Aquile domani al “San Vito”: Pancaro suona la carica

Pasqua amara, per Pippo Pancaro che, alla vigilia della madre di tutte le partite, confessa quanto sia stato difficile affrontare questa settimana dopo la terribile battuta d’arresto con il Catania. Tuttavia, solo una partita importante come un derby, può far accendere la scintilla, far scattare quella molla grazie alla quale riemergere e trovare le motivazioni per lavorare. Motivazioni che al Catanzaro, non devono mancare a prescindere dal Cosenza, perché se si vuol portare in salvo questa stagione avara di soddisfazioni, occorre ricercare in sé tutti gli stimoli per rialzarsi e vincere le partite.
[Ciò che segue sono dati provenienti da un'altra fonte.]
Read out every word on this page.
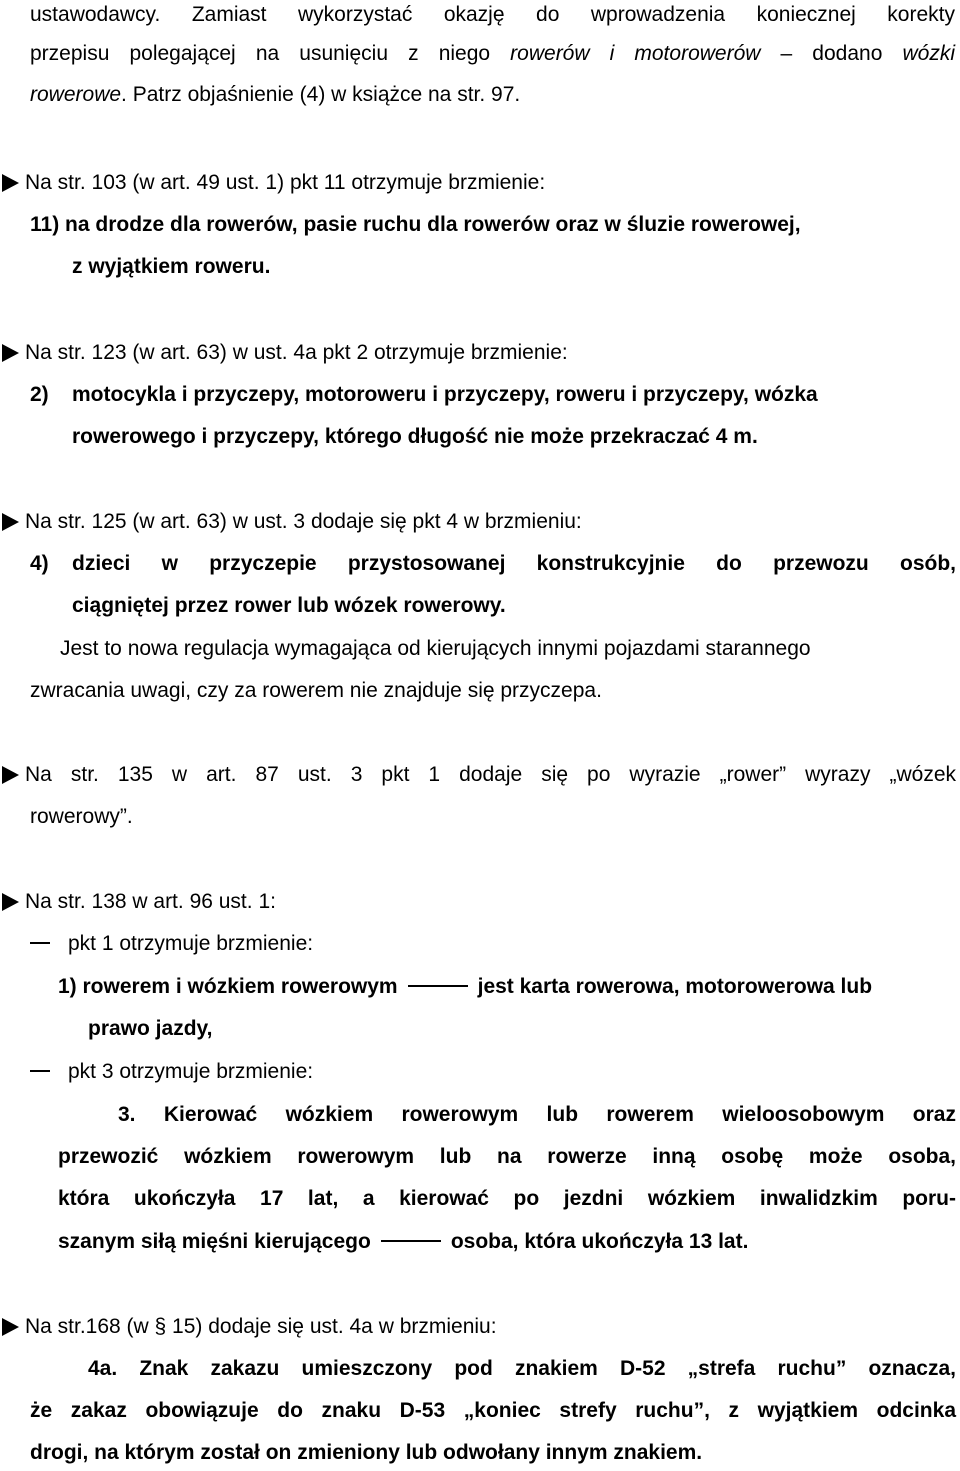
ustawodawcy. Zamiast wykorzystać okazję do wprowadzenia koniecznej korekty
przepisu polegającej na usunięciu z niego rowerów i motorowerów – dodano wózki
rowerowe. Patrz objaśnienie (4) w książce na str. 97.
Na str. 103 (w art. 49 ust. 1) pkt 11 otrzymuje brzmienie:
11) na drodze dla rowerów, pasie ruchu dla rowerów oraz w śluzie rowerowej,
z wyjątkiem roweru.
Na str. 123 (w art. 63) w ust. 4a pkt 2 otrzymuje brzmienie:
2) motocykla i przyczepy, motoroweru i przyczepy, roweru i przyczepy, wózka
rowerowego i przyczepy, którego długość nie może przekraczać 4 m.
Na str. 125 (w art. 63) w ust. 3 dodaje się pkt 4 w brzmieniu:
4) dzieci w przyczepie przystosowanej konstrukcyjnie do przewozu osób,
ciągniętej przez rower lub wózek rowerowy.
Jest to nowa regulacja wymagająca od kierujących innymi pojazdami starannego
zwracania uwagi, czy za rowerem nie znajduje się przyczepa.
Na str. 135 w art. 87 ust. 3 pkt 1 dodaje się po wyrazie „rower” wyrazy „wózek
rowerowy”.
Na str. 138 w art. 96 ust. 1:
pkt 1 otrzymuje brzmienie:
1) rowerem i wózkiem rowerowym	jest karta rowerowa, motorowerowa lub
prawo jazdy,
pkt 3 otrzymuje brzmienie:
3. Kierować wózkiem rowerowym lub rowerem wieloosobowym oraz
przewozić wózkiem rowerowym lub na rowerze inną osobę może osoba,
która ukończyła 17 lat, a kierować po jezdni wózkiem inwalidzkim poru-
szanym siłą mięśni kierującego	osoba, która ukończyła 13 lat.
Na str.168 (w § 15) dodaje się ust. 4a w brzmieniu:
4a. Znak zakazu umieszczony pod znakiem D-52 „strefa ruchu” oznacza,
że zakaz obowiązuje do znaku D-53 „koniec strefy ruchu”, z wyjątkiem odcinka
drogi, na którym został on zmieniony lub odwołany innym znakiem.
<<La sconfitta con il Catania ha lasciato amarezza e delusione. E’ talmente importante questa gara da affrontare, che per forza l’ho dovuta “digerire” e dimenticare – ammette mister Pancaro prima della rifinitura-. E’ una gara importante,  perché non è una partita come le altre, ma è “La Partita”! A ciò si aggiunga che a noi servono i punti per salvarci>>, osserva il tecnico, rammaricato del fatto che la squadra, fin dal suo arrivo, abbia prodotto meno di quanto previsto ma, soprattutto, abbia raccolto meno rispetto a quanto avrebbe meritato, a parte lo sciagurato secondo tempo contro gli etnei di Lucarelli. Ciononostante, il Catanzaro è chiamato <<a guardare avanti con fiducia – dice – facendoci trovare pronti domani, dal punto di vista del carattere, non solo tattico>>.

<<Affronteremo una squadra esperta ed organizzata, reduce dalla vittoria sul difficilissimo campo di Castellammare – aggiunge, tessendo le lodi dei Lupi-. Abbiamo il dovere di eguagliare quantomeno le qualità degli avversari>>. Con Letizia non al top dopo il risentimento accusato settimana scorsa, che ne ha impedito l’utilizzo per tutta la settimana – sebbene l’attaccante partenopeo avesse dato disponibilità all’80%, intervenendo ai microfoni – Pancaro ha preparato il match, impostandolo sulla sua imprevedibilità, ossia mettendo in conto le dinamiche che si svilupperanno nei novanta minuti, anche in relazione all’atteggiamento dei rossoblù, disposti da Braglia col 3-5-2. Al di là di ogni tatticismo, però, il trainer di Acri (che afferma di non sentire sensazioni particolari personalmente, da conterraneo dei silani), preferisce tenere tutti gli elementi a disposizione <<sulla corda>>, proprio per farli restare concentrati e pronti alla battaglia del “San Vito”.

<<I numeri sono impetuosi e non mentono, è vero, ma noi dovremo avere la forza di andare oltre i nostri limiti e tirare fuori il meglio di ciò che abbiamo>>, garantisce il mister, il quale, certamente abituato a vedere tifoserie spettacolari, data la carriera trascorsa sui prestigiosi campi anche internazionali, individua nella tifoseria giallorossa il valore aggiunto, da cui trarre il massimo per vincere: <<A questo punto siamo noi a dover dare qualcosa alla gente>>.